Grand dictionnaire universel du XIXe siècle/abbaye s. f. (supplément)

Administration du grand dictionnaire universel (16, part. 1p. 10-11).

* ABBAYE s. f. — Encycl. On sait que le monachisme nous vient de l’Orient. Le long retard que cette plaie sociale mit à envahir l’Europe occidentale pouvait faire penser que le caractère général des peuples occidentaux, aussi bien que la nature particulière du climat, mettait un obstacle invincible à cet envahissement. Toutefois, lorsque l’institut monastique se fut implanté chez nous, il y fit, grâce peut-être à des circonstances politiques qui le favorisaient, des progrès si rapides, si effrayants, qu’on put croire que les Occidentaux, rebelles jusque-là à la vie contemplative, avaient méconnu leur véritable instinct, et que l’Occident était fait pour être transformé en un immense monastère. À un moment, la vie monastique devint si honorée, la vie du siècle dédaignée, méprisée à un tel point, qu’il parut que le monde chrétien, voué au célibat religieux, était prochainement destiné à s’éteindre dans le silence des cloîtres.

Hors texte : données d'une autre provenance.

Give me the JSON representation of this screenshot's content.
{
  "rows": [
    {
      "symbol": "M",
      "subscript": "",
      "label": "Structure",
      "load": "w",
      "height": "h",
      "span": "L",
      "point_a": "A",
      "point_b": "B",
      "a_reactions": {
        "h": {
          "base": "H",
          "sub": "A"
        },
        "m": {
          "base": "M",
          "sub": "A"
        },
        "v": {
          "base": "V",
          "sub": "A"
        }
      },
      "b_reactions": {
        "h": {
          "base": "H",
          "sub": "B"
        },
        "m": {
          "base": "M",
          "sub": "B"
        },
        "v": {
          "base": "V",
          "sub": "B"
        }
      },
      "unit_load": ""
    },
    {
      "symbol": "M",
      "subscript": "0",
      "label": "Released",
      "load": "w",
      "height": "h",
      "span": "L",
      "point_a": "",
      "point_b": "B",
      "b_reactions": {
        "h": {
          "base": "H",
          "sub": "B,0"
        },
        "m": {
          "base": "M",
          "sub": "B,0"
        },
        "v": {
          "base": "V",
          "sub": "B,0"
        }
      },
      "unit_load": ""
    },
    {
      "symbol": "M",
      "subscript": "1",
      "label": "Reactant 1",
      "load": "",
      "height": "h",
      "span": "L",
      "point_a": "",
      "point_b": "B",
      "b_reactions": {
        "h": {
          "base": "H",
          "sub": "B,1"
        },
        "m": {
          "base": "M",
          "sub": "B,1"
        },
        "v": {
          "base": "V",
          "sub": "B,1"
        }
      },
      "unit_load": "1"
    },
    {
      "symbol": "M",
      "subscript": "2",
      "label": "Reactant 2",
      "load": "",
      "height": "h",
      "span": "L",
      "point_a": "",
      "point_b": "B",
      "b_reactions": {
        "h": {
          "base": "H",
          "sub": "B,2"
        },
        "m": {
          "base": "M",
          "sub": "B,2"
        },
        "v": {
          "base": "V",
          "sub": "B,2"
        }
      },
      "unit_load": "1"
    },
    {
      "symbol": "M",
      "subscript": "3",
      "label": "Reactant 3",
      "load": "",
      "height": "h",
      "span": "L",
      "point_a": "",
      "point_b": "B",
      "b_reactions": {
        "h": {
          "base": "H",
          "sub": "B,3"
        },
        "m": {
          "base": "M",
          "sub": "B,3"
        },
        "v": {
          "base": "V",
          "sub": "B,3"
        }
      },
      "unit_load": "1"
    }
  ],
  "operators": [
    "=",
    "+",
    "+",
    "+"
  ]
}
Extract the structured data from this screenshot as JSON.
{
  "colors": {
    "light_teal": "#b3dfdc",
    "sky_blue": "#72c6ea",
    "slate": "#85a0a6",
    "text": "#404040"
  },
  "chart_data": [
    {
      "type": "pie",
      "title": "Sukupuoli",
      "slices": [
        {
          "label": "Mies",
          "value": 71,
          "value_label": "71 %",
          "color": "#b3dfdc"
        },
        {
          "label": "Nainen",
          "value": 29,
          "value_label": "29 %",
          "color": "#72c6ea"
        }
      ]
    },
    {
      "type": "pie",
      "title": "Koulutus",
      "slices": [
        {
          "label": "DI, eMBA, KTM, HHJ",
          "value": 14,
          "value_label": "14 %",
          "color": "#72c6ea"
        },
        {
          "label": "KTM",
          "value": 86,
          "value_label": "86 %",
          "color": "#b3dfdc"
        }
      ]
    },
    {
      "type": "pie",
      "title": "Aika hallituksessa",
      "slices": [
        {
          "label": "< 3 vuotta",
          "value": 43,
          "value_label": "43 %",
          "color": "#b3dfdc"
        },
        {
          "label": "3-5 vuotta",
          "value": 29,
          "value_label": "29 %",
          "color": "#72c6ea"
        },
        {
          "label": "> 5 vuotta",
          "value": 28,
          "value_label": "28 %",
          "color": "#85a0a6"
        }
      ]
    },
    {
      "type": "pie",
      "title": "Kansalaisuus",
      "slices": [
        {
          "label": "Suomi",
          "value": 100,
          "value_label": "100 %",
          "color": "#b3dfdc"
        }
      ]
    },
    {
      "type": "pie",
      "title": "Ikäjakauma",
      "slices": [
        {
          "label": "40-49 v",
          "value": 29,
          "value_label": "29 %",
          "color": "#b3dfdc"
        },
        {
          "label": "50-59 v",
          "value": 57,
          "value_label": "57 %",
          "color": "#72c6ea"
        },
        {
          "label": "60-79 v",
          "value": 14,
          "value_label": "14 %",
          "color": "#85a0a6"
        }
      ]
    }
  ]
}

Dans cette prodigieuse invasion de couvents, de monastères, d’abbayes qui couvrit si rapidement le sol de l’Europe, il n’est pas bien facile d’établir une démarcation certaine entre le monastère et l’abbaye et de délimiter ainsi le sujet dans lequel doit se renfermer cet article. Il ne paraît pas qu’à l’origine une distinction réelle ait existé entre des maisons désignées cependant par des noms différents. Ce qui semble établi, c’est que les monastères qui portèrent plus tard le titre d’abbayes furent d’abord appelés domeries, comme qui dirait maisons seigneuriales dans l’ordre spirituel. Ceci fait soupçonner, en faveur de l’abbaye, une sorte de prééminence sur les autres maisons religieuses, prééminence que les faits ne justifient pas toujours. Plus tard, le titre d’abbaye semble plus particulièrement attribué à des monastères plus riches, plus puissants que les autres monastères. Un trait qui peut passer pour caractéristique, c’est que la plupart des abbayes, à peu près toutes, possèdent des maisons secondaires portant le nom de prieurés et administrées par des prieurs sous la dépendance de l’abbé. En somme, la différence du nom est la principale distinction entre une abbaye et un monastère, de même que le nom seul distingue un royaume d’un empire, un duché d’un comté, etc. Il faut remarquer, du reste, que l’immense majorité des abbayes appartient aux divers ordres de la grande famille de Saint-Benoît. Il paraît donc qu’on a, dans ces ordres, adopté le titre d’abbé, qui veut dire père, pour désigner le supérieur hiérarchique, sons avoir eu tout d’abord l’intention d’établir une différence d’attributions avec les supérieurs, prieurs, recteurs, etc., des autres ordres monastiques. Plus tard, les richesses et la puissance exceptionnelles acquises par les maisons de Saint-Benoît, les privilèges surtout que leur prodiguèrent les princes, établirent cette supériorité qui distingua les abbés des autres chefs monastiques.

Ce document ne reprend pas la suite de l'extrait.